A home equity loan is a loan that is secured against borrower’s equity in his home. Home owner’s equity is the difference between market value of the home and the mortgage debt borrowed against it. Families usually use these loans as second mortgages to fund various requirements such as home repairs, medical expenses and college education. This type of loan has a shorter term than the traditional first mortgage. Some tax payers are eligible to deduct the interest paid on home equity loans from their income tax. There two types of home equity loans.

Closed end loans

In a closed end home equity loan the credit is received by the borrower as a lump sum. The lump sum can be 100% of the assessed market value of the home minus any liens on it.
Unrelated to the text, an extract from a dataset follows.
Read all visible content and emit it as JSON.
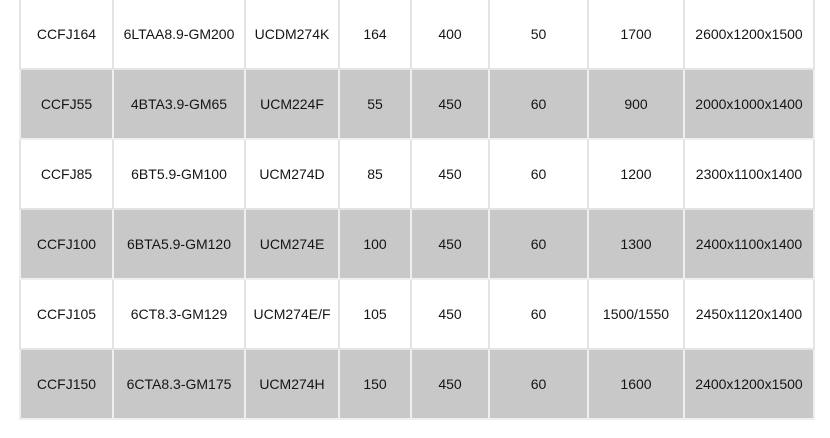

These loans have a fixed interest rate and are amortized or paid off in fixed installments over a period that can last up to 15 years. Sometimes these loans have an option for a balloon payment falling due at 3, 5, or 7 years. A balloon payment is a final lump sum repayment of balance outstanding. When the balloon payment falls due the borrower can either payoff the balance or refinance it.

Open end loan

In an open end home equity loan the borrower receives a line of credit that he can utilize as and when he requires. The period of the credit line can extend up to 30 years and in value it can be 100% of the assessed market value of the home minus any liens. These loans have a variable interest rate that is competitively priced, so much so that the borrower may have to pay as minimum monthly payment only the interest falling due for that month.